Seperti vanue Aquatic, diakuinya mengalami kerusakan dibagian atap sehingga pihaknya belum dapat melakukan perbaikan lantaran menunggu bahan impor dari luar negeri karena untuk atap sendiri tidak menggunakan bahan lokal.
“Aquatic Stadium, dalam masa menunggu perbaikan kami masih harus menunggu karena atapnyan didatangkan dari impor. Sedangkan untuk air memang kami masih terkendala listrik, jadi untuk menghidupkan pompa membutuhkan listrik yang besar.
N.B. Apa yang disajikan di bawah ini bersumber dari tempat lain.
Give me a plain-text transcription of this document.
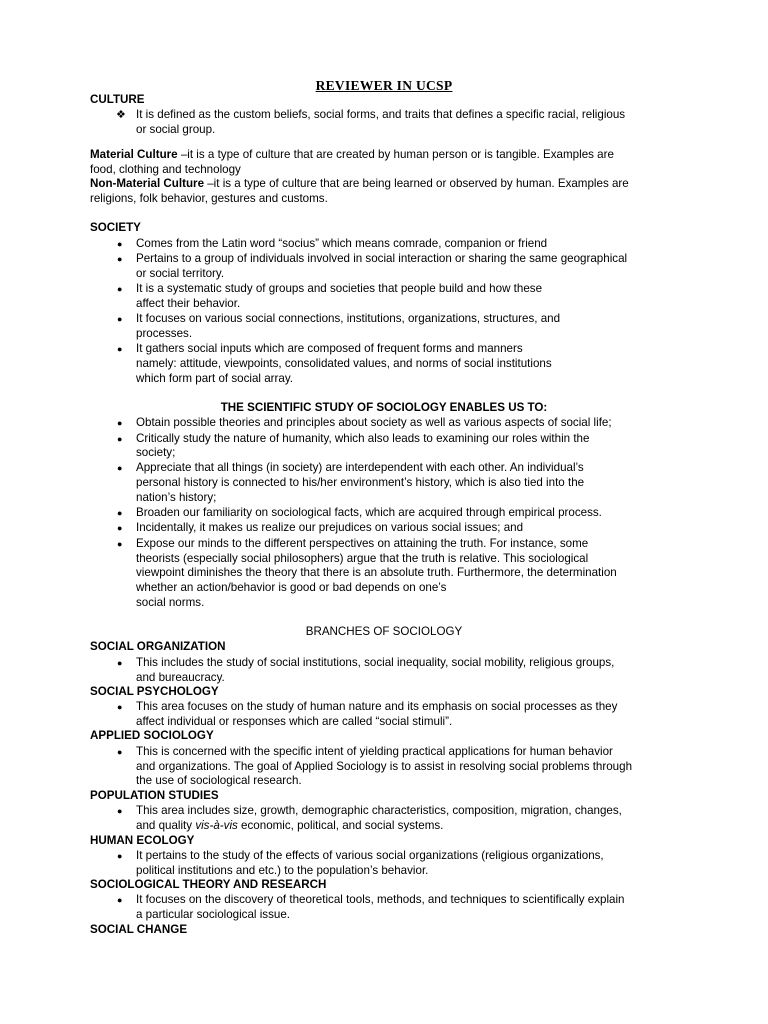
REVIEWER IN UCSP
CULTURE
❖ It is defined as the custom beliefs, social forms, and traits that defines a specific racial, religious
or social group.
Material Culture –it is a type of culture that are created by human person or is tangible. Examples are
food, clothing and technology
Non-Material Culture –it is a type of culture that are being learned or observed by human. Examples are
religions, folk behavior, gestures and customs.
SOCIETY
● Comes from the Latin word “socius” which means comrade, companion or friend
● Pertains to a group of individuals involved in social interaction or sharing the same geographical
or social territory.
● It is a systematic study of groups and societies that people build and how these
affect their behavior.
● It focuses on various social connections, institutions, organizations, structures, and
processes.
● It gathers social inputs which are composed of frequent forms and manners
namely: attitude, viewpoints, consolidated values, and norms of social institutions
which form part of social array.
THE SCIENTIFIC STUDY OF SOCIOLOGY ENABLES US TO:
● Obtain possible theories and principles about society as well as various aspects of social life;
● Critically study the nature of humanity, which also leads to examining our roles within the
society;
● Appreciate that all things (in society) are interdependent with each other. An individual’s
personal history is connected to his/her environment’s history, which is also tied into the
nation’s history;
● Broaden our familiarity on sociological facts, which are acquired through empirical process.
● Incidentally, it makes us realize our prejudices on various social issues; and
● Expose our minds to the different perspectives on attaining the truth. For instance, some
theorists (especially social philosophers) argue that the truth is relative. This sociological
viewpoint diminishes the theory that there is an absolute truth. Furthermore, the determination
whether an action/behavior is good or bad depends on one’s
social norms.
BRANCHES OF SOCIOLOGY
SOCIAL ORGANIZATION
● This includes the study of social institutions, social inequality, social mobility, religious groups,
and bureaucracy.
SOCIAL PSYCHOLOGY
● This area focuses on the study of human nature and its emphasis on social processes as they
affect individual or responses which are called “social stimuli”.
APPLIED SOCIOLOGY
● This is concerned with the specific intent of yielding practical applications for human behavior
and organizations. The goal of Applied Sociology is to assist in resolving social problems through
the use of sociological research.
POPULATION STUDIES
● This area includes size, growth, demographic characteristics, composition, migration, changes,
and quality vis-à-vis economic, political, and social systems.
HUMAN ECOLOGY
● It pertains to the study of the effects of various social organizations (religious organizations,
political institutions and etc.) to the population’s behavior.
SOCIOLOGICAL THEORY AND RESEARCH
● It focuses on the discovery of theoretical tools, methods, and techniques to scientifically explain
a particular sociological issue.
SOCIAL CHANGE
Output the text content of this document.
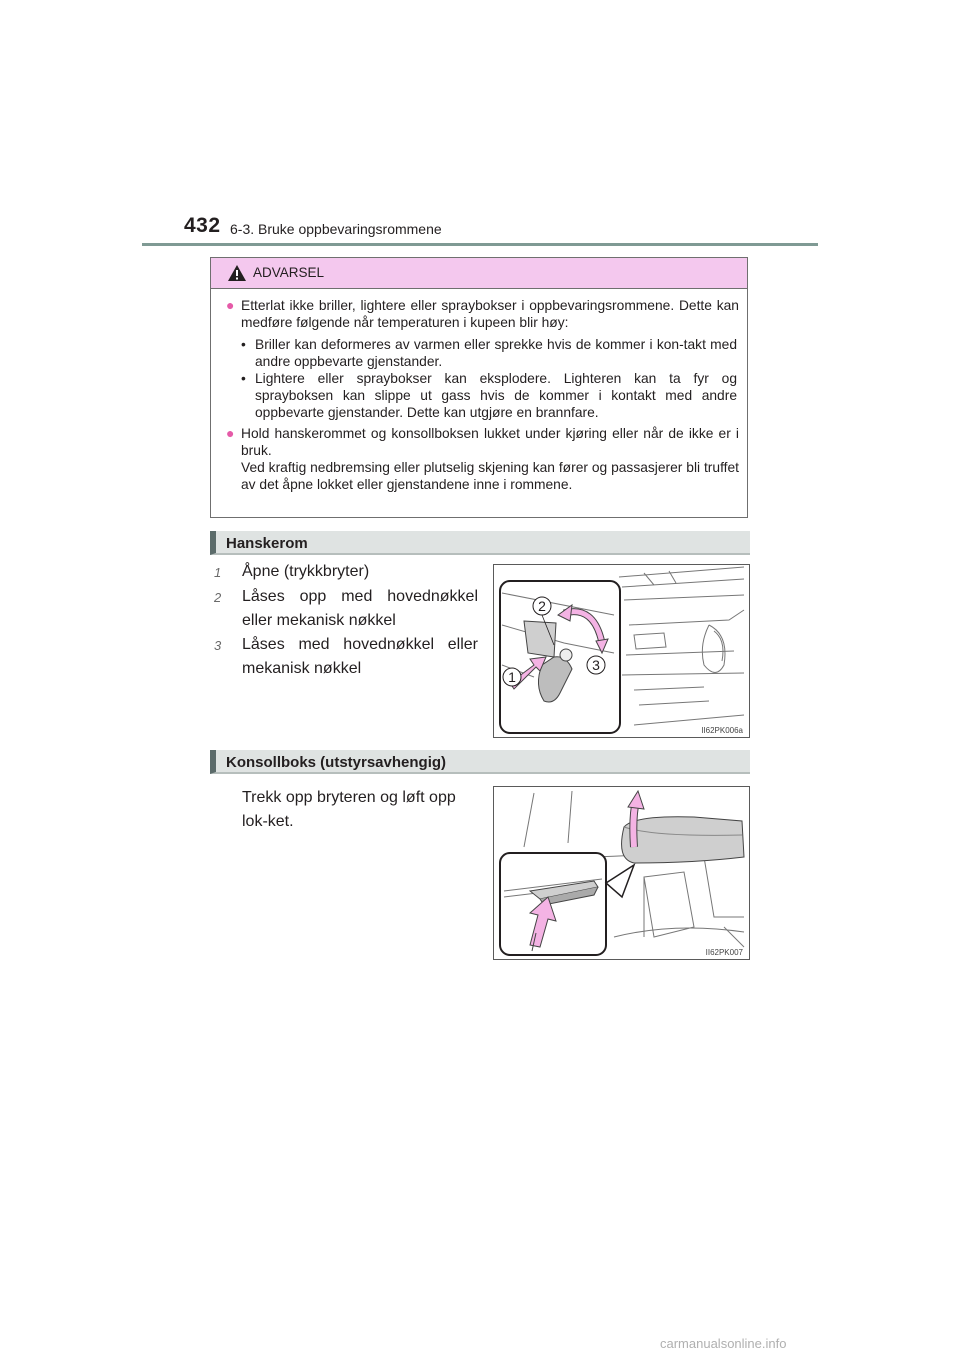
432 6-3. Bruke oppbevaringsrommene
ADVARSEL
● Etterlat ikke briller, lightere eller spraybokser i oppbevaringsrommene. Dette kan medføre følgende når temperaturen i kupeen blir høy:

• Briller kan deformeres av varmen eller sprekke hvis de kommer i kon-takt med andre oppbevarte gjenstander.

• Lightere eller spraybokser kan eksplodere. Lighteren kan ta fyr og sprayboksen kan slippe ut gass hvis de kommer i kontakt med andre oppbevarte gjenstander. Dette kan utgjøre en brannfare.

● Hold hanskerommet og konsollboksen lukket under kjøring eller når de ikke er i bruk.

Ved kraftig nedbremsing eller plutselig skjening kan fører og passasjerer bli truffet av det åpne lokket eller gjenstandene inne i rommene.

Hanskerom
1 Åpne (trykkbryter)
2 Låses opp med hovednøkkel eller mekanisk nøkkel
3 Låses med hovednøkkel eller mekanisk nøkkel
2
1
3
II62PK006a
Konsollboks (utstyrsavhengig)
Trekk opp bryteren og løft opp lok-ket.
II62PK007
carmanualsonline.info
Namun semua sudah kita kordinasikan, kalau listrik sudah aman akan segera dibersihkan,” ujar dia.
Kerusakan yang ada juga ditenggarai oleh faktor alam yang terjadi pasca Asian Games lalu. Bahkan beberapa vanue harus rusak lantaran angin puting beliung.
“‘Kerusakan benar terjadi dibeberapa venue untuk fisik lebih dikarenakan musibah puting beliung yang melanda kawasan JSC pada Oktober 2018 lalu,” jelas dia.
Kondisi perbaikan Jakabaring Sport City kini menjadi tanggung jawab dari Management PT JSC. Meski tidak ada lagi bantuan dari Pemerintah daerah, pihaknya tetap akan melakukan perbaikan salah satunya dengan menggandeng BUMN.
“Kami masih menunggu, sejumlah venue memang ada yang perbaikannya akan dilanjutkan oleh BUMN, meskipun secara umum menjadi tanggung jawab pengelola.Untuk penyewaan gedung jika akan digunakan sementara waktu kita cover dengan genset karena listrik masih ditangani,” ujar dia.